Saturday, May 4, 2013

Big News


So, today was a wonderful day for me. Actually beyond wonderful. I got to hang out with two of my favorite people and chill, help out, and watch a great movie. I also got to break some news and now that I have broken the news in person to these people, I can break the news here...

It's a mix of good and bad (depending on who you ask). This is one of the harder things I will write because it's still settling in my mind. But July will be my last month in Chicago. I'm not 100% sure on the exact day I'm leaving, but as of July 2013 - I will be moving to Arizona. I have my reasons and a move has been in the making for many years, but I was always too scared to do it. Now, I've made up my mind. It sucks at the timing because I feel I was just starting to get close to more people and really open up.

I have been doing my best to hold back my tears when I talk about it, but as it becomes more apparent and I'm starting to sort through things and figure out what I'm taking, it's harder to hold them back. So, if I ask you for a day to hang out, please realize that you mean something to me and I am trying to start my good-bye process with you. As it gets closer to that day, it will be harder for me to see people and that's why I will be starting soon.

I'm not sure if I will be having a going away party. I've never been good with them. I've always been one to sneak away in the middle of the night and never be seen from again. I'm trying not to do that though. So many of you have become important to me that I could never just disappear from you. Despite up and downs, despite how uncertain our relations are to one another, despite any hurt there might be - there are a few of you that I love with all my heart and I want to spend time with you and clear the air.

I posted this on my Fetlife and I feel more comfortable continuing on here. This is one of the hardest things I have ever done in my life.
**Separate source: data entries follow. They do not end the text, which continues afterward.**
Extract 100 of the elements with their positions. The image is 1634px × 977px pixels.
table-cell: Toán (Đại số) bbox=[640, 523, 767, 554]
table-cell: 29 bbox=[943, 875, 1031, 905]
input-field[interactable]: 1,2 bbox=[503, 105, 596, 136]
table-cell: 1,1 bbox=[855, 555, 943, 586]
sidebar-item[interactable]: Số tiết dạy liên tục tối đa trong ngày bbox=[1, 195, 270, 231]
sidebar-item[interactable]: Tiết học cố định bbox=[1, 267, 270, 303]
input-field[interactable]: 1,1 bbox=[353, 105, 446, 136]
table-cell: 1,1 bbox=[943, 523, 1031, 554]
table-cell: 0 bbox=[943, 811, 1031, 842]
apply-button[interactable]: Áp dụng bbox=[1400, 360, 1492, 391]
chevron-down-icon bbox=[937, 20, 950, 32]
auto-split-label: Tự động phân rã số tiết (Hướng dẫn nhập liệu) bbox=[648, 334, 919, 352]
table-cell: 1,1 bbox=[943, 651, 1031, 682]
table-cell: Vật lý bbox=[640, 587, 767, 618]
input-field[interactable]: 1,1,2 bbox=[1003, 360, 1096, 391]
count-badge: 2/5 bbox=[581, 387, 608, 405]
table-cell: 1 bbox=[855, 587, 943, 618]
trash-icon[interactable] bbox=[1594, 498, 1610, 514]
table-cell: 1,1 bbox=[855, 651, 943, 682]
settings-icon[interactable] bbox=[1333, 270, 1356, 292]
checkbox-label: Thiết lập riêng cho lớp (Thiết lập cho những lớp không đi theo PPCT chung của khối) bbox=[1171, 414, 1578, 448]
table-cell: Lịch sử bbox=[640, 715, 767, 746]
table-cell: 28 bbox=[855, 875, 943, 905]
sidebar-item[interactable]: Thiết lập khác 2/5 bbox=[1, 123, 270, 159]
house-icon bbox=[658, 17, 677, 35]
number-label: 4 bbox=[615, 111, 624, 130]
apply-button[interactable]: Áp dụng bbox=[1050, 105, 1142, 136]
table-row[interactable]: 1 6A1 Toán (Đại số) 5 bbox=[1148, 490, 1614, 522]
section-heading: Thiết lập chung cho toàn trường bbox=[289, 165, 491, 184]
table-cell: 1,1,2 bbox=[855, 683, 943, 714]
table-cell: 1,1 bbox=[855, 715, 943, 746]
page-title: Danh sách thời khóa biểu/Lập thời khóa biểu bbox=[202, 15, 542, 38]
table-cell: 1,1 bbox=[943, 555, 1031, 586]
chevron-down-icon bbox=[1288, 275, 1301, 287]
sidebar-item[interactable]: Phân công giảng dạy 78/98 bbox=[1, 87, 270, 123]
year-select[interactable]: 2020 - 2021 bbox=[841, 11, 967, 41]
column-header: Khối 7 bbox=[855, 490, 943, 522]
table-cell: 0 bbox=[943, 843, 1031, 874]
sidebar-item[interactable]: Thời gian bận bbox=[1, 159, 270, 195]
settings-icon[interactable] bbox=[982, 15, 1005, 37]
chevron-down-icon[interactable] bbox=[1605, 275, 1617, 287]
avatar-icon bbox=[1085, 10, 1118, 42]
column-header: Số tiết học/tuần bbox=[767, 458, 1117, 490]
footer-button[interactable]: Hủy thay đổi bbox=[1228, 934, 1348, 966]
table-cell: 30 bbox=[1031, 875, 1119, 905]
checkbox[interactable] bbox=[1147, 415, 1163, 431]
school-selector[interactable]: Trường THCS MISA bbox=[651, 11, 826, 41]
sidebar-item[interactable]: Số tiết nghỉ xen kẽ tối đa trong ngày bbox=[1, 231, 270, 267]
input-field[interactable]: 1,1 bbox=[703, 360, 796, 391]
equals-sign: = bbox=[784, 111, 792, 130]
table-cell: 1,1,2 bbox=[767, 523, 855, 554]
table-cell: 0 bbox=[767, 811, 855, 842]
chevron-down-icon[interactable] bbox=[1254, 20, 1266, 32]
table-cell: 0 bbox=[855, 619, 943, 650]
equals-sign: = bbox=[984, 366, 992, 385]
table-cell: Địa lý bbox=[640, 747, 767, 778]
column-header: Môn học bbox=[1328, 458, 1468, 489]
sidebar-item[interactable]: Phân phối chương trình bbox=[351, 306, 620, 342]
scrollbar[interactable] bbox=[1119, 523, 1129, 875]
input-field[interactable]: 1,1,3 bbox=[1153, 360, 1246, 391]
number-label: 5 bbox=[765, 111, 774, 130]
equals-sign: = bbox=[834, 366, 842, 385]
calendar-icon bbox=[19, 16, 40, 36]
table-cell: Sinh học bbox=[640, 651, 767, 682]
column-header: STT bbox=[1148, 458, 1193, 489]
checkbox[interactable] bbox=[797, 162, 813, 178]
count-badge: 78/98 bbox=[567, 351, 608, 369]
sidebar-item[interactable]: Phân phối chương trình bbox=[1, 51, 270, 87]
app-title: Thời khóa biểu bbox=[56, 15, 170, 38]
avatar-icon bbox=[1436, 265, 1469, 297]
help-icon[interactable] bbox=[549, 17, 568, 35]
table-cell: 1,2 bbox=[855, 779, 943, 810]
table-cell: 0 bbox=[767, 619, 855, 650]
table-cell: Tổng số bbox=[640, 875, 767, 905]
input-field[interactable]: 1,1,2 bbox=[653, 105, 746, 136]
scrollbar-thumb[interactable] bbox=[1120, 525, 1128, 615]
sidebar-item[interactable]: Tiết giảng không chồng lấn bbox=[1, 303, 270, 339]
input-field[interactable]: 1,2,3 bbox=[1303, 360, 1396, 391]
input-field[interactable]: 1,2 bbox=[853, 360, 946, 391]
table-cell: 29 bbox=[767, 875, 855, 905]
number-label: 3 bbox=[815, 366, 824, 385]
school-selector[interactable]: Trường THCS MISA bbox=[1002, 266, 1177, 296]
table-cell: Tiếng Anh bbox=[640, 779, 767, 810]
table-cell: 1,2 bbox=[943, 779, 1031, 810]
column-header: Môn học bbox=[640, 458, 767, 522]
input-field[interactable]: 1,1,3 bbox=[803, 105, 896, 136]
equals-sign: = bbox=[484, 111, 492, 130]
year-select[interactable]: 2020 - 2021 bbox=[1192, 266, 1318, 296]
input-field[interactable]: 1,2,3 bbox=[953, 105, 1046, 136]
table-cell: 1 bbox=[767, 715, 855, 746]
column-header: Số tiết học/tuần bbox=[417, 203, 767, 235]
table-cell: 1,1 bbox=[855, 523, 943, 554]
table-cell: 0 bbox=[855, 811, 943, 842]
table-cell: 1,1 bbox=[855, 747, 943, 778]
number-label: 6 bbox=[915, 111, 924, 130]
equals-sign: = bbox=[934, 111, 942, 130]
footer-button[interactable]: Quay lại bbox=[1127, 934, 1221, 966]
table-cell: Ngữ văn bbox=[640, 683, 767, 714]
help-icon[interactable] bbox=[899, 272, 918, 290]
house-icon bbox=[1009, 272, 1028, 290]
Not only am I moving and leaving my life in Chicago behind, but I'm going by myself. I have always had a significant other waiting for me when I thought I was moving, but this time is different. I'll be staying with a friend and his wife, but I am on my own. I will have no real family to call up if I'm in trouble. I will have no one there to cuddle with and who will give me a kiss on the forehead when I need it badly. I get that some people are going to be a phone call or a text away to talk to, and that helps immensely, but there will be no one else there. I have to start from scratch again. Just as I'm getting settled in and finding my place in a group of friends, I am leaving. I wonder if that's the best.

This is a big, scary step for me. But I know that I need to do this.